New figures from mental health research charity MQ show that four in 10 (42%) people in the UK have come to believe that mental illnesses such as anxiety and depression are now an inevitable part of life, such is the lack of understanding and action around mental health.
According to MQ, 84% say that not enough is being done to tackle mental illness for the future, and 68% of parents believe that having more education about mental illnesses could prevent suffering for future generations.
MQ say that three children in an average class are affected by a diagnosable mental illness. But many are waiting a decade between experiencing their first symptoms and getting help. Only a quarter of young people referred to services receive appropriate care.
Overall only £8 is spent on research per person affected on mental health in the UK, which is 22 times
less than per person for cancer (£178) and 14 times less than dementia spend (£110).

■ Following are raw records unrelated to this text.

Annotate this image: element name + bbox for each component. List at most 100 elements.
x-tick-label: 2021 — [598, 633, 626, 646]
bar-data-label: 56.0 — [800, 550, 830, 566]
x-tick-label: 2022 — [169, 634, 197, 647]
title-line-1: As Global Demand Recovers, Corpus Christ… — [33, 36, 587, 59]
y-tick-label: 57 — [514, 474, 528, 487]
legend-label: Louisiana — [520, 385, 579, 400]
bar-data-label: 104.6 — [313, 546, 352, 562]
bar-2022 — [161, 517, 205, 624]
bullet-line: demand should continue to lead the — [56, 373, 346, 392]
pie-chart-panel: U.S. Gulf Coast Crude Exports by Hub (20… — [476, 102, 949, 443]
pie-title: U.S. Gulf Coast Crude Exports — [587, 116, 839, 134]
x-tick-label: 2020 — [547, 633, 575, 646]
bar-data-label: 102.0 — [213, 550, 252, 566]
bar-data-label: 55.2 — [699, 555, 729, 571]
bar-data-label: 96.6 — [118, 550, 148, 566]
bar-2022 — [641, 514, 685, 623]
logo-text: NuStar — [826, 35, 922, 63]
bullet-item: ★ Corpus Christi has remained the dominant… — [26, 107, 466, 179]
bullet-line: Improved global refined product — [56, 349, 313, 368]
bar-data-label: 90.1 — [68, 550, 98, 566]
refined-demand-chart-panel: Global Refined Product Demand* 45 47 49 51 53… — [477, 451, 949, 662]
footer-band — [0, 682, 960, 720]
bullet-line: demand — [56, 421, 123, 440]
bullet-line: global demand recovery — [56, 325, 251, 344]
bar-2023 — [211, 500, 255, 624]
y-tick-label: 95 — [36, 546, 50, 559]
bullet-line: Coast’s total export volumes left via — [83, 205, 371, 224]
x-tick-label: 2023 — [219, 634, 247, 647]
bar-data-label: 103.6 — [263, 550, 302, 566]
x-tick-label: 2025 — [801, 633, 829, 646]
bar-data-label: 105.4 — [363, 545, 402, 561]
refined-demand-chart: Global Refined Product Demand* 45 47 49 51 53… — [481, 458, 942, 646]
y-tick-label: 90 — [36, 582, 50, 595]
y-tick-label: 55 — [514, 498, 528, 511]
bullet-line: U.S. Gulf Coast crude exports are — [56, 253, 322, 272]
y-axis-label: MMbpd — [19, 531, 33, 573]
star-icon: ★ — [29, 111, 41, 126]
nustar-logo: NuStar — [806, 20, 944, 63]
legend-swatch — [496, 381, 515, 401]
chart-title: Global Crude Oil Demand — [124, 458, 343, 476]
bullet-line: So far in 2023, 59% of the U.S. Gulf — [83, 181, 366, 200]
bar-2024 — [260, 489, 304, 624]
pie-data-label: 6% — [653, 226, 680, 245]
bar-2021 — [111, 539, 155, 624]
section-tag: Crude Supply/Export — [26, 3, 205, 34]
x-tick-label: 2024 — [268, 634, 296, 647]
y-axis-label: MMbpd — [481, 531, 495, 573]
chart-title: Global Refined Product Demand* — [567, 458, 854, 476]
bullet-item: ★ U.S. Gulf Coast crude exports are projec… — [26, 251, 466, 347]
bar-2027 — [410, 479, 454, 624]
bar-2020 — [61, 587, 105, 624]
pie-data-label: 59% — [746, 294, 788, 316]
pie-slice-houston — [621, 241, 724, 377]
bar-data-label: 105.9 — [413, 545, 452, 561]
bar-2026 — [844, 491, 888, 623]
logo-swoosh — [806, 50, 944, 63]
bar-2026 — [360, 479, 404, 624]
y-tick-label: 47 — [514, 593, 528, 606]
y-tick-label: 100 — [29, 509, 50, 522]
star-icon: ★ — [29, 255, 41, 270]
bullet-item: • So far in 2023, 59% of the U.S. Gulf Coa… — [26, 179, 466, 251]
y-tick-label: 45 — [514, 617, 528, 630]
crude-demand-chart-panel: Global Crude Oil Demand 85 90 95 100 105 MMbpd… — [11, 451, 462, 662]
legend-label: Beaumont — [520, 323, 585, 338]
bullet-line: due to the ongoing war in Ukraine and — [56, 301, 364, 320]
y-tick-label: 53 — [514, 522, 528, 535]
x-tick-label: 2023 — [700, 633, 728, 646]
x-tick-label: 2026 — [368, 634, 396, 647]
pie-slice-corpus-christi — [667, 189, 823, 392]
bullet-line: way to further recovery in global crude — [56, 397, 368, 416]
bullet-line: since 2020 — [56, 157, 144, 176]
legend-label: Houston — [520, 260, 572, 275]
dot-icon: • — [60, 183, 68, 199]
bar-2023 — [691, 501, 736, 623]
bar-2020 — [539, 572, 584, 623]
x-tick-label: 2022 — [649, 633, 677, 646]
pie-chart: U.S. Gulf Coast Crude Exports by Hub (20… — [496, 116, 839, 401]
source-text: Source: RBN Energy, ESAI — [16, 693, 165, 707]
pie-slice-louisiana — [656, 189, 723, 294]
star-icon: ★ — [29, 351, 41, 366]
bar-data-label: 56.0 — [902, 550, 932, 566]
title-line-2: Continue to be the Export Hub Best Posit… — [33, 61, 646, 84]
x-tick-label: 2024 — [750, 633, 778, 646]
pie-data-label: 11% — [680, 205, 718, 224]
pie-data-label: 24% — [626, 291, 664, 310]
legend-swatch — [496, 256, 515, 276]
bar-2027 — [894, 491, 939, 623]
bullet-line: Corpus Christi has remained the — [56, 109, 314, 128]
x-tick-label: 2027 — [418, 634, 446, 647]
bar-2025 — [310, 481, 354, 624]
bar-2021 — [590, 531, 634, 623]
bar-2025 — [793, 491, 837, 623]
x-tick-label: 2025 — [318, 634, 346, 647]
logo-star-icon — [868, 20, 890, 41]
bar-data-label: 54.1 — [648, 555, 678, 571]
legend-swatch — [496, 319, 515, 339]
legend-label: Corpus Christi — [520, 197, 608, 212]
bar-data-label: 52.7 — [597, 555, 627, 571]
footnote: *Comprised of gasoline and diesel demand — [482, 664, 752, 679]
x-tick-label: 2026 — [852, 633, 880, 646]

Despite 75% of mental illness starting before the age of 18, less than 30% of the total mental health research spend is focused on children and young people. As a result, the majority of mental healthcare resources are not designed or developed for young people, leading to poor treatment outcomes in young people and hindering prevention efforts.
Dame Rosie said “Mental illness should not be seen as an inevitable part of life. The current state of
mental health treatment would simply never be accepted for a physical condition.
“MQ’s ‘We Swear’ campaign aims to make it clear that radical change is needed right now and they are asking the public to ‘Swear to take on mental health.’